Nothing. He’d have to go in and find it, then.
He rubbed his eyes until gold sparks scattered his vision. No more delays. Time for decision.
“Please,” he murmured as he pressed the scalpel to her cold flesh.
A bead of blood bloomed slowly, dark and reluctant.
He deepened the cut, searching for the lighter blood of the vein, and she flinched but didn’t wake.
Blood started to flow, and he tamped down the opening until he could fit the tip of the syringe inside the open vein.
He pulled the plunger up to be certain he was in the vein, watching red blood swirl with the salty mixture, still tempted at the last moment to divert the fluid under the discolored skin.
“Please be right,” he pleaded with Nora.
With trembling fingers, he depressed the plunger while holding pressure on the tip to decrease the bleeding.
He got through half the syringe and jerked it out, breathing heavily as he bandaged the wound, already regretting his impulsiveness.
Sweat moistened his hands as he searched intently for any signs of distress.
He counted the seconds, her pulse, her breaths, until her eyelids flickered.
She shifted.
So soon?
“Nora?” He leaned in, touching her dry, cold skin.
She panted softly and looked at her arm. “You did it?” Relief tinted her strained words.

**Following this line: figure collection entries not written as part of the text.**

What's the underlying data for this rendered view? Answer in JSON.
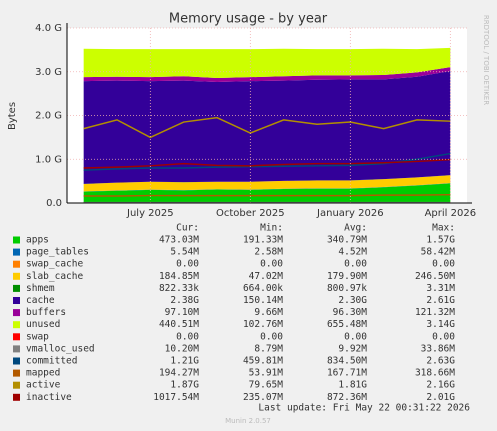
{
  "chart_data": {
    "type": "area",
    "title": "Memory usage - by year",
    "y_label": "Bytes",
    "categories": [
      null,
      null,
      "July 2025",
      null,
      null,
      "October 2025",
      null,
      null,
      "January 2026",
      null,
      null,
      "April 2026"
    ],
    "ylim": [
      0,
      4
    ],
    "yticks": [
      {
        "value": 0,
        "label": "0.0"
      },
      {
        "value": 1,
        "label": "1.0 G"
      },
      {
        "value": 2,
        "label": "2.0 G"
      },
      {
        "value": 3,
        "label": "3.0 G"
      },
      {
        "value": 4,
        "label": "4.0 G"
      }
    ],
    "grid": true,
    "columns": [
      "Cur:",
      "Min:",
      "Avg:",
      "Max:"
    ],
    "series": [
      {
        "name": "apps",
        "color": "#00cc00",
        "style": "area",
        "values": [
          0.26,
          0.28,
          0.3,
          0.29,
          0.31,
          0.3,
          0.32,
          0.33,
          0.33,
          0.36,
          0.4,
          0.45
        ],
        "cur": "473.03M",
        "min": "191.33M",
        "avg": "340.79M",
        "max": "1.57G"
      },
      {
        "name": "page_tables",
        "color": "#0066b3",
        "style": "area",
        "values": [
          0.005,
          0.005,
          0.005,
          0.005,
          0.005,
          0.005,
          0.005,
          0.005,
          0.005,
          0.005,
          0.005,
          0.005
        ],
        "cur": "5.54M",
        "min": "2.58M",
        "avg": "4.52M",
        "max": "58.42M"
      },
      {
        "name": "swap_cache",
        "color": "#ff8000",
        "style": "area",
        "values": [
          0,
          0,
          0,
          0,
          0,
          0,
          0,
          0,
          0,
          0,
          0,
          0
        ],
        "cur": "0.00",
        "min": "0.00",
        "avg": "0.00",
        "max": "0.00"
      },
      {
        "name": "slab_cache",
        "color": "#ffcc00",
        "style": "area",
        "values": [
          0.17,
          0.18,
          0.18,
          0.18,
          0.17,
          0.18,
          0.18,
          0.18,
          0.18,
          0.18,
          0.18,
          0.18
        ],
        "cur": "184.85M",
        "min": "47.02M",
        "avg": "179.90M",
        "max": "246.50M"
      },
      {
        "name": "shmem",
        "color": "#008f00",
        "style": "area",
        "values": [
          0.001,
          0.001,
          0.001,
          0.001,
          0.001,
          0.001,
          0.001,
          0.001,
          0.001,
          0.001,
          0.001,
          0.001
        ],
        "cur": "822.33k",
        "min": "664.00k",
        "avg": "800.97k",
        "max": "3.31M"
      },
      {
        "name": "cache",
        "color": "#330099",
        "style": "area",
        "values": [
          2.35,
          2.33,
          2.3,
          2.32,
          2.28,
          2.3,
          2.29,
          2.3,
          2.31,
          2.28,
          2.3,
          2.38
        ],
        "cur": "2.38G",
        "min": "150.14M",
        "avg": "2.30G",
        "max": "2.61G"
      },
      {
        "name": "buffers",
        "color": "#990099",
        "style": "area",
        "values": [
          0.09,
          0.09,
          0.09,
          0.1,
          0.09,
          0.09,
          0.1,
          0.1,
          0.09,
          0.1,
          0.1,
          0.09
        ],
        "cur": "97.10M",
        "min": "9.66M",
        "avg": "96.30M",
        "max": "121.32M"
      },
      {
        "name": "unused",
        "color": "#ccff00",
        "style": "area",
        "values": [
          0.65,
          0.63,
          0.64,
          0.62,
          0.66,
          0.64,
          0.63,
          0.6,
          0.6,
          0.6,
          0.53,
          0.44
        ],
        "cur": "440.51M",
        "min": "102.76M",
        "avg": "655.48M",
        "max": "3.14G"
      },
      {
        "name": "swap",
        "color": "#ff0000",
        "style": "area",
        "values": [
          0,
          0,
          0,
          0,
          0,
          0,
          0,
          0,
          0,
          0,
          0,
          0
        ],
        "cur": "0.00",
        "min": "0.00",
        "avg": "0.00",
        "max": "0.00"
      },
      {
        "name": "vmalloc_used",
        "color": "#808080",
        "style": "line",
        "values": [
          0.009,
          0.009,
          0.009,
          0.009,
          0.009,
          0.009,
          0.009,
          0.009,
          0.009,
          0.009,
          0.009,
          0.01
        ],
        "cur": "10.20M",
        "min": "8.79M",
        "avg": "9.92M",
        "max": "33.86M"
      },
      {
        "name": "committed",
        "color": "#00487d",
        "style": "line",
        "values": [
          0.75,
          0.78,
          0.8,
          0.8,
          0.82,
          0.83,
          0.84,
          0.85,
          0.86,
          0.9,
          1.0,
          1.13
        ],
        "cur": "1.21G",
        "min": "459.81M",
        "avg": "834.50M",
        "max": "2.63G"
      },
      {
        "name": "mapped",
        "color": "#b35a00",
        "style": "line",
        "values": [
          0.16,
          0.16,
          0.17,
          0.17,
          0.17,
          0.17,
          0.17,
          0.17,
          0.17,
          0.18,
          0.18,
          0.19
        ],
        "cur": "194.27M",
        "min": "53.91M",
        "avg": "167.71M",
        "max": "318.66M"
      },
      {
        "name": "active",
        "color": "#b38f00",
        "style": "line",
        "values": [
          1.7,
          1.9,
          1.5,
          1.85,
          1.95,
          1.6,
          1.9,
          1.8,
          1.85,
          1.7,
          1.9,
          1.87
        ],
        "cur": "1.87G",
        "min": "79.65M",
        "avg": "1.81G",
        "max": "2.16G"
      },
      {
        "name": "inactive",
        "color": "#a00000",
        "style": "line",
        "values": [
          0.8,
          0.82,
          0.85,
          0.9,
          0.86,
          0.85,
          0.88,
          0.9,
          0.9,
          0.92,
          0.95,
          0.99
        ],
        "cur": "1017.54M",
        "min": "235.07M",
        "avg": "872.36M",
        "max": "2.01G"
      }
    ],
    "footer": "Last update: Fri May 22 00:31:22 2026",
    "version": "Munin 2.0.57",
    "side_text": "RRDTOOL / TOBI OETIKER"
  }
}
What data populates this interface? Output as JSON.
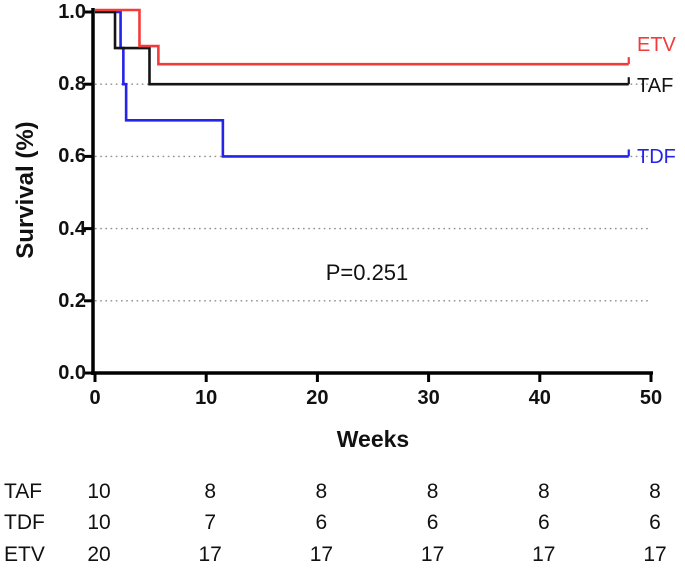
{
  "chart_data": {
    "type": "line",
    "subtype": "kaplan-meier-step",
    "title": "",
    "xlabel": "Weeks",
    "ylabel": "Survival (%)",
    "xlim": [
      0,
      50
    ],
    "ylim": [
      0.0,
      1.0
    ],
    "x_ticks": [
      0,
      10,
      20,
      30,
      40,
      50
    ],
    "y_ticks": [
      1.0,
      0.8,
      0.6,
      0.4,
      0.2,
      0.0
    ],
    "y_tick_labels": [
      "1.0",
      "0.8",
      "0.6",
      "0.4",
      "0.2",
      "0.0"
    ],
    "gridlines_y": [
      0.8,
      0.6,
      0.4,
      0.2
    ],
    "grid_on": true,
    "grid_color": "#8c8c8c",
    "axis_color": "#000000",
    "legend_position": "right-of-curves",
    "annotation": "P=0.251",
    "series": [
      {
        "name": "TDF",
        "color": "#2424e8",
        "final_value": 0.6,
        "steps": [
          [
            0,
            1.0
          ],
          [
            2.3,
            1.0
          ],
          [
            2.3,
            0.9
          ],
          [
            2.55,
            0.9
          ],
          [
            2.55,
            0.8
          ],
          [
            2.8,
            0.8
          ],
          [
            2.8,
            0.7
          ],
          [
            11.5,
            0.7
          ],
          [
            11.5,
            0.6
          ],
          [
            48,
            0.6
          ]
        ]
      },
      {
        "name": "TAF",
        "color": "#141414",
        "final_value": 0.8,
        "steps": [
          [
            0,
            1.0
          ],
          [
            1.8,
            1.0
          ],
          [
            1.8,
            0.9
          ],
          [
            4.9,
            0.9
          ],
          [
            4.9,
            0.8
          ],
          [
            48,
            0.8
          ]
        ]
      },
      {
        "name": "ETV",
        "color": "#f23b3b",
        "final_value": 0.85,
        "steps": [
          [
            0,
            1.0
          ],
          [
            4.0,
            1.0
          ],
          [
            4.0,
            0.9
          ],
          [
            5.7,
            0.9
          ],
          [
            5.7,
            0.85
          ],
          [
            48,
            0.85
          ]
        ]
      }
    ],
    "curve_labels": [
      {
        "text": "ETV",
        "color": "#f23b3b"
      },
      {
        "text": "TAF",
        "color": "#141414"
      },
      {
        "text": "TDF",
        "color": "#2424e8"
      }
    ],
    "risk_table": {
      "time_points": [
        0,
        10,
        20,
        30,
        40,
        50
      ],
      "rows": [
        {
          "label": "TAF",
          "values": [
            "10",
            "8",
            "8",
            "8",
            "8",
            "8"
          ]
        },
        {
          "label": "TDF",
          "values": [
            "10",
            "7",
            "6",
            "6",
            "6",
            "6"
          ]
        },
        {
          "label": "ETV",
          "values": [
            "20",
            "17",
            "17",
            "17",
            "17",
            "17"
          ]
        }
      ]
    }
  }
}
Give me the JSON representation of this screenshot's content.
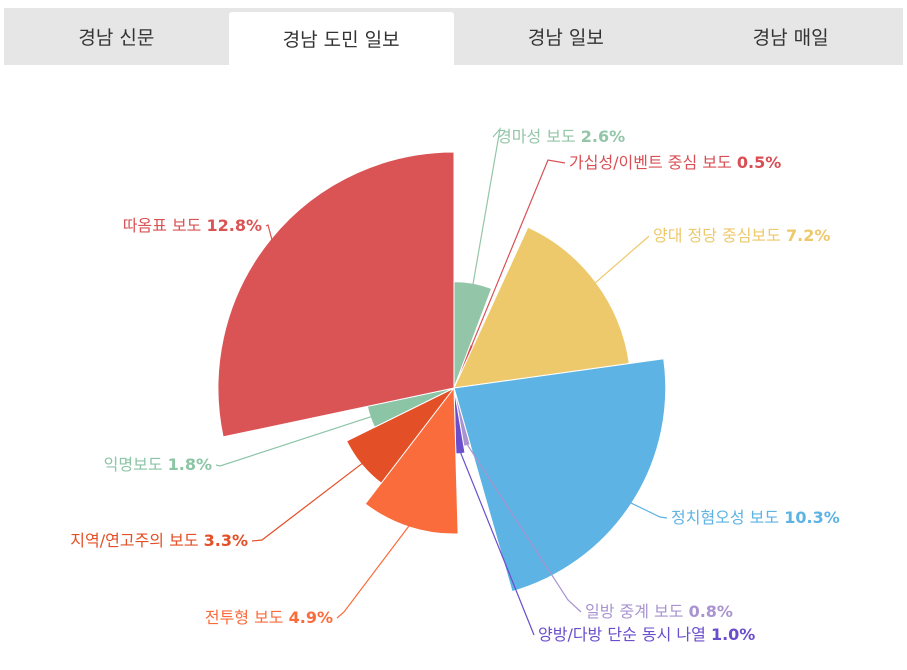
{
  "tabs": [
    {
      "label": "경남 신문",
      "active": false
    },
    {
      "label": "경남 도민 일보",
      "active": true
    },
    {
      "label": "경남 일보",
      "active": false
    },
    {
      "label": "경남 매일",
      "active": false
    }
  ],
  "chart_data": {
    "type": "pie",
    "variant": "variable-radius",
    "slices": [
      {
        "name": "경마성 보도",
        "value": "2.6%",
        "num": 2.6,
        "color": "#93c5a8"
      },
      {
        "name": "가십성/이벤트 중심 보도",
        "value": "0.5%",
        "num": 0.5,
        "color": "#d94f55"
      },
      {
        "name": "양대 정당 중심보도",
        "value": "7.2%",
        "num": 7.2,
        "color": "#eec96b"
      },
      {
        "name": "정치혐오성 보도",
        "value": "10.3%",
        "num": 10.3,
        "color": "#5db3e3"
      },
      {
        "name": "일방 중계 보도",
        "value": "0.8%",
        "num": 0.8,
        "color": "#a994cf"
      },
      {
        "name": "양방/다방 단순 동시 나열",
        "value": "1.0%",
        "num": 1.0,
        "color": "#6a4ecb"
      },
      {
        "name": "전투형 보도",
        "value": "4.9%",
        "num": 4.9,
        "color": "#fb6c3c"
      },
      {
        "name": "지역/연고주의 보도",
        "value": "3.3%",
        "num": 3.3,
        "color": "#e34f26"
      },
      {
        "name": "익명보도",
        "value": "1.8%",
        "num": 1.8,
        "color": "#8cc4a6"
      },
      {
        "name": "따옴표 보도",
        "value": "12.8%",
        "num": 12.8,
        "color": "#da5355"
      }
    ]
  }
}
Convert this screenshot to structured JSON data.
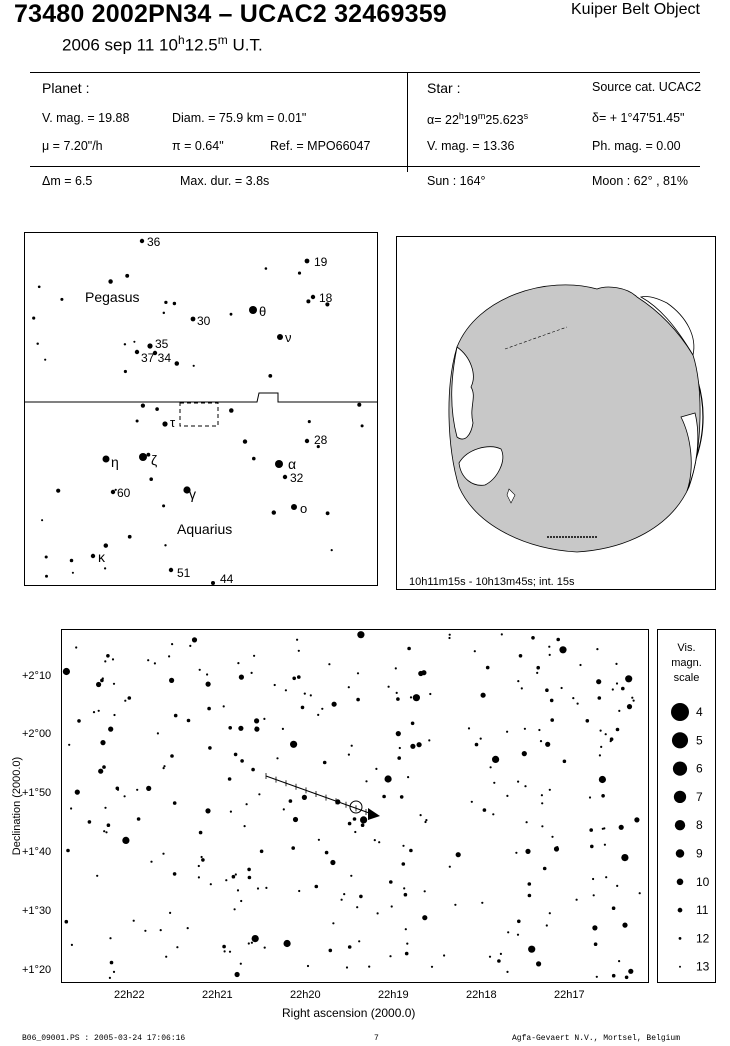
{
  "header": {
    "title": "73480 2002PN34  –  UCAC2 32469359",
    "object_type": "Kuiper Belt Object",
    "date_main": "2006 sep 11  10",
    "date_h": "h",
    "date_min": "12.5",
    "date_m": "m",
    "date_ut": " U.T."
  },
  "planet": {
    "heading": "Planet :",
    "vmag": "V. mag. = 19.88",
    "diam": "Diam. = 75.9 km = 0.01\"",
    "mu": "μ =  7.20\"/h",
    "pi": "π =  0.64\"",
    "ref": "Ref. = MPO66047"
  },
  "star": {
    "heading": "Star :",
    "source": "Source cat.  UCAC2",
    "alpha_pre": "α= 22",
    "alpha_h": "h",
    "alpha_mid": "19",
    "alpha_m": "m",
    "alpha_sec": "25.623",
    "alpha_s": "s",
    "delta": "δ= + 1°47'51.45\"",
    "vmag": "V. mag. = 13.36",
    "phmag": "Ph. mag. =  0.00"
  },
  "event": {
    "dm": "Δm = 6.5",
    "maxdur": "Max. dur. = 3.8s",
    "sun": "Sun : 164°",
    "moon": "Moon :  62° , 81%"
  },
  "finder": {
    "constellations": [
      "Pegasus",
      "Aquarius"
    ],
    "labels": {
      "s36": "36",
      "s19": "19",
      "s18": "18",
      "s30": "30",
      "theta": "θ",
      "nu": "ν",
      "s35": "35",
      "s37_34": "37 34",
      "tau": "τ",
      "s28": "28",
      "eta": "η",
      "zeta": "ζ",
      "alpha": "α",
      "s32": "32",
      "s60": "60",
      "gamma": "γ",
      "omicron": "o",
      "kappa": "κ",
      "s51": "51",
      "s44": "44"
    }
  },
  "globe": {
    "caption": "10h11m15s - 10h13m45s; int. 15s"
  },
  "chart": {
    "ylabel": "Declination (2000.0)",
    "xlabel": "Right ascension (2000.0)",
    "yticks": [
      "+2°10",
      "+2°00",
      "+1°50",
      "+1°40",
      "+1°30",
      "+1°20"
    ],
    "xticks": [
      "22h22",
      "22h21",
      "22h20",
      "22h19",
      "22h18",
      "22h17"
    ]
  },
  "legend": {
    "title1": "Vis.",
    "title2": "magn.",
    "title3": "scale",
    "mags": [
      "4",
      "5",
      "6",
      "7",
      "8",
      "9",
      "10",
      "11",
      "12",
      "13"
    ]
  },
  "footer": {
    "file": "B06_09001.PS : 2005-03-24 17:06:16",
    "page": "7",
    "org": "Agfa-Gevaert N.V., Mortsel, Belgium"
  }
}
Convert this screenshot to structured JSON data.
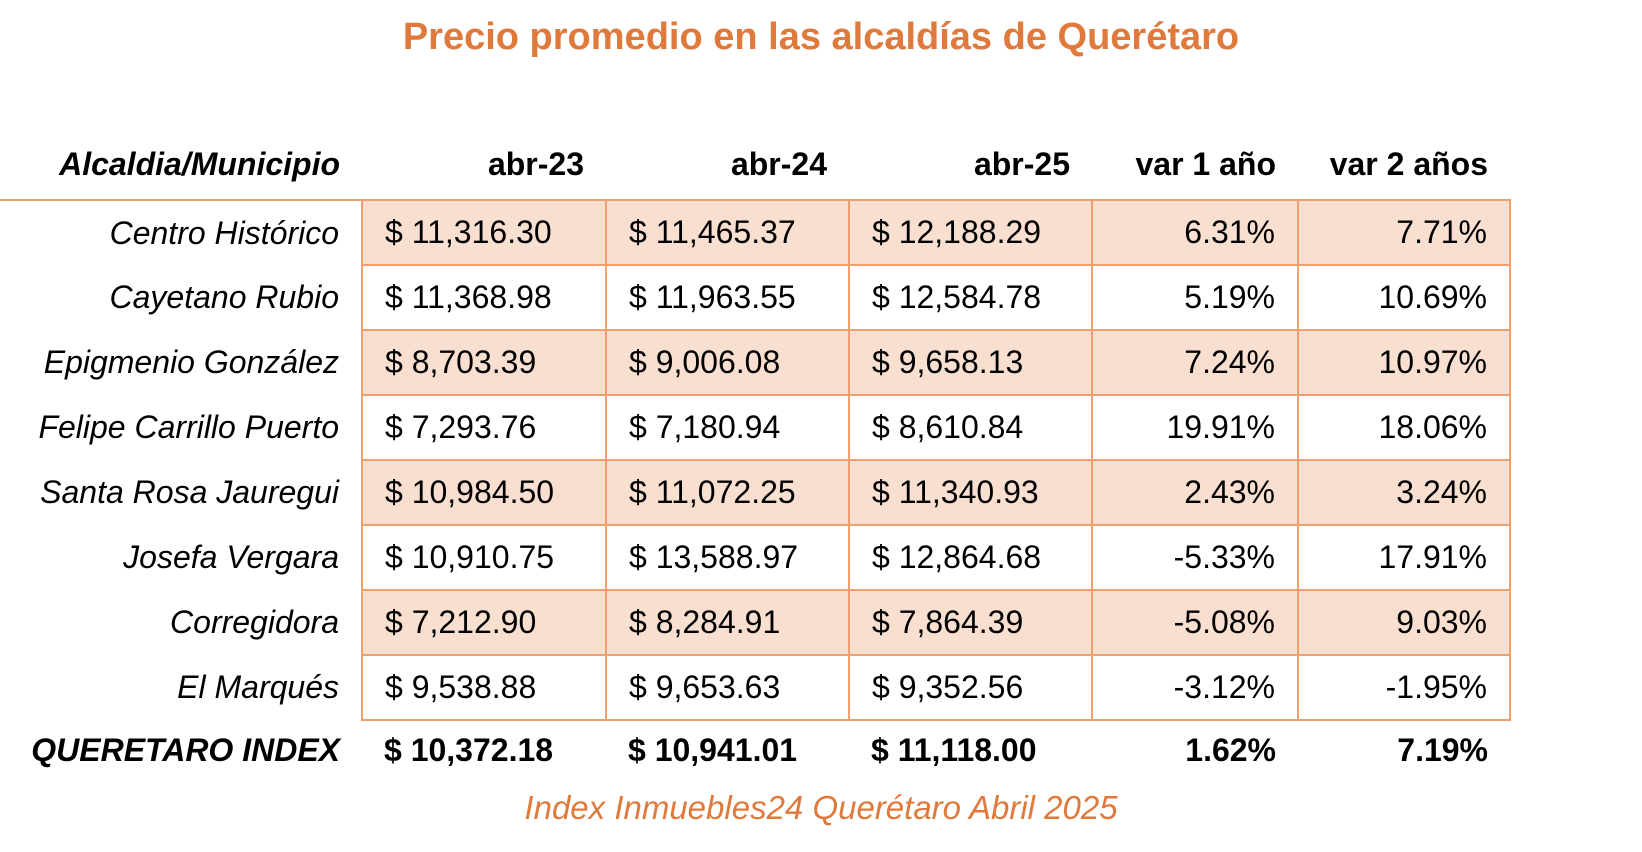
{
  "title": "Precio promedio en las alcaldías de Querétaro",
  "footer": "Index Inmuebles24 Querétaro Abril 2025",
  "chart_data": {
    "type": "table",
    "title": "Precio promedio en las alcaldías de Querétaro",
    "columns": [
      "Alcaldia/Municipio",
      "abr-23",
      "abr-24",
      "abr-25",
      "var 1 año",
      "var 2 años"
    ],
    "rows": [
      {
        "name": "Centro Histórico",
        "cells": [
          "$ 11,316.30",
          "$ 11,465.37",
          "$ 12,188.29",
          "6.31%",
          "7.71%"
        ]
      },
      {
        "name": "Cayetano Rubio",
        "cells": [
          "$ 11,368.98",
          "$ 11,963.55",
          "$ 12,584.78",
          "5.19%",
          "10.69%"
        ]
      },
      {
        "name": "Epigmenio González",
        "cells": [
          "$ 8,703.39",
          "$ 9,006.08",
          "$ 9,658.13",
          "7.24%",
          "10.97%"
        ]
      },
      {
        "name": "Felipe Carrillo Puerto",
        "cells": [
          "$ 7,293.76",
          "$ 7,180.94",
          "$ 8,610.84",
          "19.91%",
          "18.06%"
        ]
      },
      {
        "name": "Santa Rosa Jauregui",
        "cells": [
          "$ 10,984.50",
          "$ 11,072.25",
          "$ 11,340.93",
          "2.43%",
          "3.24%"
        ]
      },
      {
        "name": "Josefa Vergara",
        "cells": [
          "$ 10,910.75",
          "$ 13,588.97",
          "$ 12,864.68",
          "-5.33%",
          "17.91%"
        ]
      },
      {
        "name": "Corregidora",
        "cells": [
          "$ 7,212.90",
          "$ 8,284.91",
          "$ 7,864.39",
          "-5.08%",
          "9.03%"
        ]
      },
      {
        "name": "El Marqués",
        "cells": [
          "$ 9,538.88",
          "$ 9,653.63",
          "$ 9,352.56",
          "-3.12%",
          "-1.95%"
        ]
      }
    ],
    "total": {
      "name": "QUERETARO INDEX",
      "cells": [
        "$ 10,372.18",
        "$ 10,941.01",
        "$ 11,118.00",
        "1.62%",
        "7.19%"
      ]
    }
  },
  "colors": {
    "accent": "#e07a3c",
    "border": "#f0a070",
    "shade": "#f9dfd0"
  }
}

“Only two ounces,” he admitted. But she was speaking again. Something she hadn’t done for two hours. His head hummed with unformed questions.
Nora gave a small nod and closed her eyes. “More. Aunt. Pritch…” Her dry tongue crackled in her mouth, and she gave up attempting speech.
“I will,” he promised. “How much?”
“Six,” she whispered.
Six ounces? Too much. He’d kill her. But when he took her pulse, he found it slowed to one hundred beats per minute. Still far too high, but at least countable. He couldn’t deny the marked change. How could such a small amount…
Fumbling with doubt, Daniel filled the entire syringe—four ounces of solution this time.
The cut edges of the vein stuck together, the thick blood clotting faster than usual.
Trying to ignore Nora’s sharp intake of breath, he reopened the wound, exploring until the blood began to run again.
“Please tell me you know what you’re doing,” he begged as he inserted the tip once more and reluctantly released the clear fluid into her faltering body.
Nora shivered as the liquid traveled into her arm.
After several long minutes, she shuddered and then sighed, the muscles of her face loosening.
“Nora!” He jumped forward, fearing she’d taken her last breath.
“Better,” she mouthed. And then: “Give me something to drink.”